Business Oxymorons


Every time I get a memo, directive or request from management, or anyone else for that matter, that causes me to shake my head, I put it in a file where I can review it and smile at a later date. I have to do that because sometimes it is almost impossible to believe in, let alone laugh at many of the documents and directives when they are actually issued. It seems that it is only on reasonable reflection that the humor associated with the document can be appreciated. Over the years I have amassed a fairly large file of what I like to refer to as management “Business Oxymorons”. Here are some of my favorites.



Process Simplification:


Process simplification has long been a target for cost cutting and efficiency increasing projects and teams. Regardless of how the business is structured, or what processes there may be in place, this is an area that can and will receive incremental focus. My favorite approach here was when I received a 36 chart presentation deck detailing the process we would all be using going forward for corporate process simplification. That is correct. It took 36 charts to detail out how we were going to simplify things. Needless to say, I had a suggestion for the first process to focus on for future simplification.




Announcing / Assigning a New Team to Track Cost Reduction:


Like process simplification, cost reduction is also always a favorite topic for management attention. Indeed cost reduction should be an ongoing focus for every business. The point here is the activity of cost reduction should be the focus. The idea is to reduce costs. The tracking of cost reduction doesn’t actually reduce any costs. It could be argued that one of the best ways to start reducing costs would be to get rid of all the teams whose only responsibility is to track cost reductions, since they are actually an unproductive incremental cost to the business. I always thought that the people who were implementing cost reductions were also capable of tracking cost reductions too.

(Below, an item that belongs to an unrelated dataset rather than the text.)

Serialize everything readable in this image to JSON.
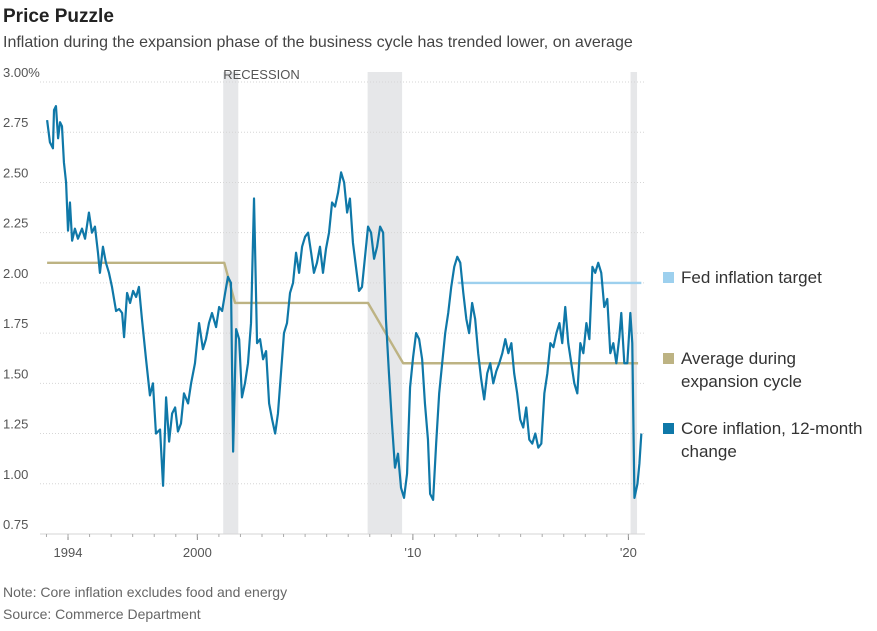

Unprofitable “Strategic” Business:


I wrote an entire post dedicated to this concept a few weeks ago. Sales teams want to sell things. That is what they are supposed to do. Customers usually want the lowest price possible for the goods and services that they are going to purchase. Sales teams try to get their customers the lowest price possible, sometimes by describing the business opportunity as “Strategic”. Getting requests to discount product and service prices to the point of unprofitability because it is strategic to the company to get this business has always been an interesting exercise in logic for me. How can bringing in any incremental unprofitable business be of benefit to a company, let alone strategic to it?




Multi-Tasking Equals Productivity:


We are all continually asked to do more. That is the nature of business. How we go about it is the key to our effectiveness. I know many people who pride themselves on their ability to be on conference calls, do their email and converse on their computer’s instant messaging system at the same time. I also notice that these people are usually so busy that they never get anything actually accomplished or completed. Productivity is the measure of things that are completed, not the measurement of the number of things being done concurrently. It is similar to the idea about the difference between work and progress. Work can be a great deal of splashing around in a pool. Progress is actually swimming somewhere.




Measurement is the Solution:


It seems that whenever there issues in a business, the first thing management requests are a brand new set of metrics and reports regarding the already identified issues. Metrics and measurements are key tools and sources of data for any manager and business. They help us keep score. They help identify where issues may lie and where performance may need to be improved. Measurements very seldom tell us how to improve performance, only that against some sort of scale that performance needs to be improved. More measurements or more detailed measurements may not help this situation. It is the decisions that are made and the actions that are taken in the business as a result of the measurement information that are the solution. Business measurements are a ways to a means, not a means unto themselves. The 80 / 20 rule truly does apply to measurements and data, and the idea of trying to measure your way out of a performance issue rarely works.




Global Projects:


The world is a very big place and the way business is conducted varies significantly from place to place in it. Global tools, programs and platforms, while always a desirable goal are almost always problematic when it comes to implementation, but that has never seemed to stop the drive towards them. Part of this issue seems to be in that global projects focus on trying to remove the differences between business regions instead of leveraging the similarities that the regions have. By the time you modify the tool, platform or project to take into account every regional business difference, you usually have a uniform solution that is so large, complex, expensive and unmanageable that it is worse than the separate and discrete capabilities it replaced. My father would have called this phenomenon the starting of a vast project with something along the lines of a half vast idea.



These are just a few of the business oxymorons that I have in my file. I am sure there are others that I will bring out in the future. I believe it is the irony associated with the approach as it applies to what was obviously the desired solution that causes me to share them here. It appears that at least in some circumstances it is true what has been said about good intentions. It also doesn’t hurt to find the humor in it.